The main bus stop, Marwar bus stand, is set at a point in which two main roads meet. Under the awning of a chai stall, two men gave up their seats so we could sit and dry off. Although it was well after 10pm, they all reassured me that my bus was on its way and hadn’t left without me. We sat sipping chai and chatting with an adorable Indian boy who looks exactly like Michael Jackson as a teenager. Just after 11pm, a sleeper bus pulled up. It wasn’t the bus I booked but it was a bus going to Bikaner. Thank you Brahma! I paid the 200 rs. fee and climbed onboard sitting up at the front with the driver and the ticket man. We chatted for a bit then he led me to a seat in the back where I could rest for the remainder of the journey. Seven hours later, after a very bumpy ride filled with shortcuts dodging flooded roads, we arrived in Bikaner.

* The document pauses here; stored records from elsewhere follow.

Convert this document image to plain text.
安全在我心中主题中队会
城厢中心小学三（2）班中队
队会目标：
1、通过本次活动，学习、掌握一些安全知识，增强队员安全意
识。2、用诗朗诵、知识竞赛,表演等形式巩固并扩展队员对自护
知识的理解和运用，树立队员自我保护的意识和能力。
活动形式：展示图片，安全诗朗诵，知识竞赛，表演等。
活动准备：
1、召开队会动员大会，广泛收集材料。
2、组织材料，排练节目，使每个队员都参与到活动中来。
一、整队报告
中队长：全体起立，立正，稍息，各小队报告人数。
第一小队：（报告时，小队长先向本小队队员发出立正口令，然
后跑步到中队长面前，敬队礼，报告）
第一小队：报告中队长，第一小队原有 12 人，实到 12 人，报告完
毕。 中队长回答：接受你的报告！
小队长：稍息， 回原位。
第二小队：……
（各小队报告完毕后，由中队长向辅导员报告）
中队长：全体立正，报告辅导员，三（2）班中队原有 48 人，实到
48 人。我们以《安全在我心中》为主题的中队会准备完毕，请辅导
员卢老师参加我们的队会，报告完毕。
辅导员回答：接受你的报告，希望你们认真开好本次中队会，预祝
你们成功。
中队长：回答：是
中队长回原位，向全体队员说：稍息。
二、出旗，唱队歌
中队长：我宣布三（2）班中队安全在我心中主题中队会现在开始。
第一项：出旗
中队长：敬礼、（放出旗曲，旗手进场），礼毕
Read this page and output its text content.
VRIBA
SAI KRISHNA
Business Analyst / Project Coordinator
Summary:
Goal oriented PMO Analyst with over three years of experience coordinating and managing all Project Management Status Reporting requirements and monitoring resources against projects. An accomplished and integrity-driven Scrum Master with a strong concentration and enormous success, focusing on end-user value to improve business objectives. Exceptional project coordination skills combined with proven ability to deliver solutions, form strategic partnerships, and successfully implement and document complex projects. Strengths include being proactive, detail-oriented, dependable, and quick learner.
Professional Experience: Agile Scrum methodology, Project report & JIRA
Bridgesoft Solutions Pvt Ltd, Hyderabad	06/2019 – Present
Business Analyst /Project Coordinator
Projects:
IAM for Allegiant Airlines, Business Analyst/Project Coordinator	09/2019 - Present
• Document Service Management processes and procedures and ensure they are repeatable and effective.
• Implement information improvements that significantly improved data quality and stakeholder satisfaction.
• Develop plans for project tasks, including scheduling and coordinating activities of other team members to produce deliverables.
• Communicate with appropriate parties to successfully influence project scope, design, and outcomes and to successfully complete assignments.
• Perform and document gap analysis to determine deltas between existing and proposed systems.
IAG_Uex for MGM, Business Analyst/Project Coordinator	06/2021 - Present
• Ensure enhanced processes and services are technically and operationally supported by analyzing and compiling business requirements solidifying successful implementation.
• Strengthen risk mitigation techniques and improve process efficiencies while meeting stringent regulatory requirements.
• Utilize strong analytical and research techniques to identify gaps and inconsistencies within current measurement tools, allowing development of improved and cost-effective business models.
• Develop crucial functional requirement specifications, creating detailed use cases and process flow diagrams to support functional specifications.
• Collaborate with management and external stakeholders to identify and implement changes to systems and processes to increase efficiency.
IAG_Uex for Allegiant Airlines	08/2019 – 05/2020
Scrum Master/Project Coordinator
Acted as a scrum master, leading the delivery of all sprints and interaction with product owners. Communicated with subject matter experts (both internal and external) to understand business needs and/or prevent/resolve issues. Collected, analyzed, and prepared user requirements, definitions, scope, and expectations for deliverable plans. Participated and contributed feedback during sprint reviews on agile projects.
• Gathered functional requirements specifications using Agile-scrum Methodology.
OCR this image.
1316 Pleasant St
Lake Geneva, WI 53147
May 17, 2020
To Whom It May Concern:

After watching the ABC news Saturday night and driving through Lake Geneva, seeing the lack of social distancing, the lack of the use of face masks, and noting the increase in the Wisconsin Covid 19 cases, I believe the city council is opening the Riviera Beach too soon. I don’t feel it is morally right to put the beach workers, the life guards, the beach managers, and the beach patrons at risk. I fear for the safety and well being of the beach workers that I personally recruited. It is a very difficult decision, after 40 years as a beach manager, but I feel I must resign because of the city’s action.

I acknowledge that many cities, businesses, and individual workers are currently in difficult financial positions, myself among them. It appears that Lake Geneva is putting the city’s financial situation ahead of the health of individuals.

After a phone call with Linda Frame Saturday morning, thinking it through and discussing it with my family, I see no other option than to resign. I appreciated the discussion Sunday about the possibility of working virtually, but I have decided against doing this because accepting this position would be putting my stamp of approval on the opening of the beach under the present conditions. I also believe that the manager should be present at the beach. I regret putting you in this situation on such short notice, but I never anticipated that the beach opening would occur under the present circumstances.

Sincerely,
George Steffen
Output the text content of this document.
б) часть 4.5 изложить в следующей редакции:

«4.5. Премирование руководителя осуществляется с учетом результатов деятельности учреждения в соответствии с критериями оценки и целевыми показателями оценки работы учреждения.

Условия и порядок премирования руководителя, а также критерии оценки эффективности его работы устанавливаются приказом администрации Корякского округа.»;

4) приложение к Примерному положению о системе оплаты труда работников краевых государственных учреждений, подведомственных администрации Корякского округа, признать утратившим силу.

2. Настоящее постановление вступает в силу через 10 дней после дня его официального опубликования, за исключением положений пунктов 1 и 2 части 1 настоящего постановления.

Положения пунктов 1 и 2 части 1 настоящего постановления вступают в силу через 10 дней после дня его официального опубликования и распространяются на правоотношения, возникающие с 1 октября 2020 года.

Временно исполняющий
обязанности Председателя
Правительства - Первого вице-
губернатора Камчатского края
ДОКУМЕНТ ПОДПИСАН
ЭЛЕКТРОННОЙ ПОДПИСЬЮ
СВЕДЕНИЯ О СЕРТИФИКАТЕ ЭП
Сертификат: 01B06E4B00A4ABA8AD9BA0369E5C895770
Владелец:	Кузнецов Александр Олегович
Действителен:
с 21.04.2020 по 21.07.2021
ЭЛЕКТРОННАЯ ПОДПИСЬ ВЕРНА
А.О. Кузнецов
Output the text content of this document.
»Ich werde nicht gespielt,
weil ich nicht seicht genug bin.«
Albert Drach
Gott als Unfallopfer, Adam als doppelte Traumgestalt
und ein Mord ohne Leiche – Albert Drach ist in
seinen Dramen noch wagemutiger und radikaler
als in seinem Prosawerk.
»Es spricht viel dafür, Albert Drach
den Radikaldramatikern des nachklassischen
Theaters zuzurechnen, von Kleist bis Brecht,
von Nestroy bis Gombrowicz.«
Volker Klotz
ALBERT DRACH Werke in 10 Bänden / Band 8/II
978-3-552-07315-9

Tomorrow I'm off again to that little city of peace and love to celebrate Holi with Ali and the Gajner gang. Although that mean little boy is still on my mind, his words tattooed on my brain, I know that I can only move forward and remember that for every negative action or word that is thrown at me, I need to throw a positive one back out there into the universe.
My new mantra: peace, love and Israeli men.